Slower price growth buffered by lower food prices in Malaysia’s Jan 24 Consumer Price Index (CPI) rose 0.2% mom and 1.5% yoy (similar to Dec 23), lower than CSCIMB’s and Bloomberg expectations.

Core CPI gained 0.3% mom, lifting yoy growth to 1.8% (Dec 23: +1.9%)

CGSCIMB, in its Economics Note today (Feb 26) said the headline CPI was driven by gains in the transport and energy components, while cushioned by softening in the food component.

Transport prices rose higher to 0.7% yoy (vs Dec 23: 0.3% yoy) driven by the operation of personal transport equipment, which saw a rise of 1.2% (Dec 23: 0.8%).

The increase corresponded with the rise in the average cost of unleaded gasoline (RON97) from RM3.35 per litre in Jan 23 to RM3.47 per litre in Jan 24.

In terms of food prices, the subcategory of food away from home decreased to 3.1% in Jan 24, from 3.4% in Dec 23, as the majority of the food items in the category grew more slowly during the month.

Food at home subcategory moderated to 1.1% yoy in Jan 24, vs. 1.3% in Dec 23, although interestingly, in the meat subgroup, Jan 24 prices of chicken rose 0.8% yoy (vs. -1.4% yoy in Dec 23), while vegetables prices rose by 2.2% yoy in Jan 24, vs. 0.8% yoy in Dec 23.

CGSCIMB thinks the higher prices could be due to the lapse of the price control scheme involving 14 items after the Christmas period in Dec 23.

Electricity price hike seemingly not reflected in CPI

As part of its shift to targeted subsidies, the government removed the 2 sen rebate on electricity bills for households that use between 601 and 1,500 kWh of electricity monthly on 1 Jan 24.

However, looking at the breakdown for the electricity subcomponent, changes in index numbers on a % mom basis between Dec 23 and Jan 24 were muted.

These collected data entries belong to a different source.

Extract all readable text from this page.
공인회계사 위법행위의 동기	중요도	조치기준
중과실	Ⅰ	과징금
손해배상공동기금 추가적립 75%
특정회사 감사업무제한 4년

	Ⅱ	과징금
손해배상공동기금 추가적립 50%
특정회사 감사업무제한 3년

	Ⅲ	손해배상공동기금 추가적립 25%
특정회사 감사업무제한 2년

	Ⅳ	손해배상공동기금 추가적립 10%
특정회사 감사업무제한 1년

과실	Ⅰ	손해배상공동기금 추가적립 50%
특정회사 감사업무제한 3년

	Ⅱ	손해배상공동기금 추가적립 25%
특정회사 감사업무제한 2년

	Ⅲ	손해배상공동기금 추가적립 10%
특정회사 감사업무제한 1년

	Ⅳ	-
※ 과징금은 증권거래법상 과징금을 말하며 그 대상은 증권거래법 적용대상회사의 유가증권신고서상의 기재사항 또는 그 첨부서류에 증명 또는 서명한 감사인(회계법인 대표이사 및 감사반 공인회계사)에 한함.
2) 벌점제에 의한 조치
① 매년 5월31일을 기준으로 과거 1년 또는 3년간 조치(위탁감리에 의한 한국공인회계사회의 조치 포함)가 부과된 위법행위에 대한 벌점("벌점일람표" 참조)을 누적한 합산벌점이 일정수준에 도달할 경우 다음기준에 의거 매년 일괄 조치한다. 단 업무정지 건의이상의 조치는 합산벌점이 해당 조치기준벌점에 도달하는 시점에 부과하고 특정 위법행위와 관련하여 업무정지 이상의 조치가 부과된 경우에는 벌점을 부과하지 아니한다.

T

CGSCIMB said two factors could explain this peculiarity: Firstly, there could be a lagged impact, whereby an increase could be reflected in the following month (Feb 24), as cost is incurred by the consumer upon settling the bill.

Secondly, the class of consumers impacted, and quantum of the change, could be too miniscule to be reflected in the CPI data.

The Energy Commission said that the revision would not affect 99% (or 8.2m) of domestic users. We also note that in the last electricity bill revision in Jun 23 (which saw an increase from a 2 sen rebate to a 10 sen surcharge for users above 1,501 kWh), no impact was seen on the electricity index in any of the subsequent months.

Water revision is next, CPI has potential upside

Despite signs of moderation in prices, the inflation outlook is still very vulnerable to shifts in domestic price controls and subsidy policies, as well as fluctuations in the price of commodities globally.

In Feb 24, CGSCIMB could see some impact on the utility index, particularly water supply, from the upward revision of water tariffs for Peninsular Malaysia at an average of 22 sen per cubic metre. That said, the weight of the index in the CPI basket is small at 0.9%, thus it might not affect overall CPI in any significant way.

Also, in the near term, attention should be paid to potential changes to diesel prices, given the possible rollout of the fleet card mechanism which is currently under a trial run.

In summary, CGSCIMB anticipates that inflation in 2024F would rise gradually at an average of 3.2% yoy, taking into account steps that the government has already stated, such as raising the service tax, imposing a luxury tax, taxing low-value items, as well as fuel subsidy rationalisation.